由於各種嚴重的環境問題，對清潔能源的需求持續增長，這正在推動學術界和工業界做出巨大努力，作為最促進清潔能源之一的水分解因此受到廣泛關注。 但是，目前的水分解受到緩慢的陽極產氧反應（OER）的限制。 儘管已知稀有材料如IrO2和RuO2是出色的OER催化劑，但其高成本和稀缺性促使研究人員尋找替代材料。在近期的研究中，FeVO4作為電催化劑可以在10mA/cm2下產生240mV的過電位，而Fe5V15O39(OH)9·9H2O(FVO)也已經被證明是具有發展前景的二次電池的正極材料。釩作為低成本的過渡金屬，其作為摻雜元素具有降低自由能的特點，並且可以改變樣品中的電化學結構；此外釩與鐵具有協同作用，可以促進電化學反應的發生。
本論文以共沉積法合成製備釩酸鐵Fe5V15O39(OH)9·9H2O(FVO)，以及通過調配Fe/V的比例來探究其隨著鐵/釩比例的變化而導致反應活性差異，並探究其原因主要是表面活性情況的不同。此外利用調控合成環境的不同pH下，研究樣品的催化活性以及分析得出合適的pH值促進了表面活性物質的生成，進而促進了OER。

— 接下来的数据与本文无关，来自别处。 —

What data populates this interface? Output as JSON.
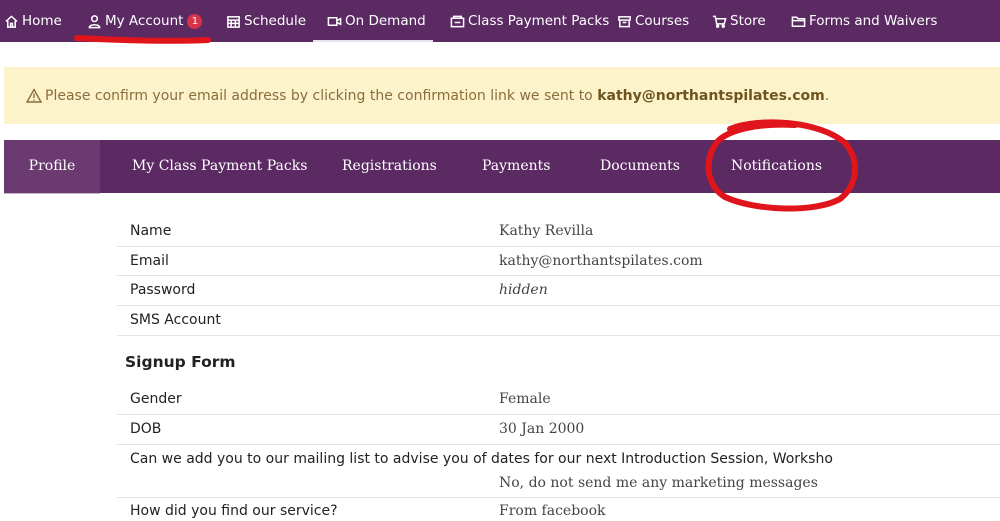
{
  "nav": {
    "items": [
      {
        "label": "Home",
        "icon": "home-icon"
      },
      {
        "label": "My Account",
        "icon": "user-icon",
        "badge": "1"
      },
      {
        "label": "Schedule",
        "icon": "calendar-icon"
      },
      {
        "label": "On Demand",
        "icon": "video-icon"
      },
      {
        "label": "Class Payment Packs",
        "icon": "ticket-icon"
      },
      {
        "label": "Courses",
        "icon": "box-icon"
      },
      {
        "label": "Store",
        "icon": "cart-icon"
      },
      {
        "label": "Forms and Waivers",
        "icon": "folder-icon"
      }
    ],
    "active": "On Demand"
  },
  "alert": {
    "text": "Please confirm your email address by clicking the confirmation link we sent to ",
    "email": "kathy@northantspilates.com",
    "suffix": "."
  },
  "tabs": [
    "Profile",
    "My Class Payment Packs",
    "Registrations",
    "Payments",
    "Documents",
    "Notifications"
  ],
  "active_tab": "Profile",
  "profile": [
    {
      "label": "Name",
      "value": "Kathy Revilla"
    },
    {
      "label": "Email",
      "value": "kathy@northantspilates.com"
    },
    {
      "label": "Password",
      "value": "hidden"
    },
    {
      "label": "SMS Account",
      "value": ""
    }
  ],
  "signup": {
    "title": "Signup Form",
    "fields": [
      {
        "label": "Gender",
        "value": "Female"
      },
      {
        "label": "DOB",
        "value": "30 Jan 2000"
      },
      {
        "label": "Can we add you to our mailing list to advise you of dates for our next Introduction Session, Worksho",
        "value": "No, do not send me any marketing messages"
      },
      {
        "label": "How did you find our service?",
        "value": "From facebook"
      }
    ]
  },
  "colors": {
    "nav_bg": "#5b2a63",
    "alert_bg": "#fcf3cb",
    "annotation": "#e0141b"
  }
}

Iron vanadate was synthesized by facile method for favorable electrical performance in recent literatures. The attraction of oxygen species of vanadium in nickel-iron base composite is moderate and improve OER process. Fe3+ and VOx3- has high concentration in low pH value condition that can growth like 2D structure. Here, we synthesis Fe5V15O39(OH)9·9H2O(FVO) with adjusting Fe/V ratio to get lowest overpotential η@10mA/cm2 by co-precipitation method. Based on the performance of these material, pH value was applied for modifying for large surface area in water splitting process. The obtained these electrocatalysts was evaluated the electrical performance by oxygen production test.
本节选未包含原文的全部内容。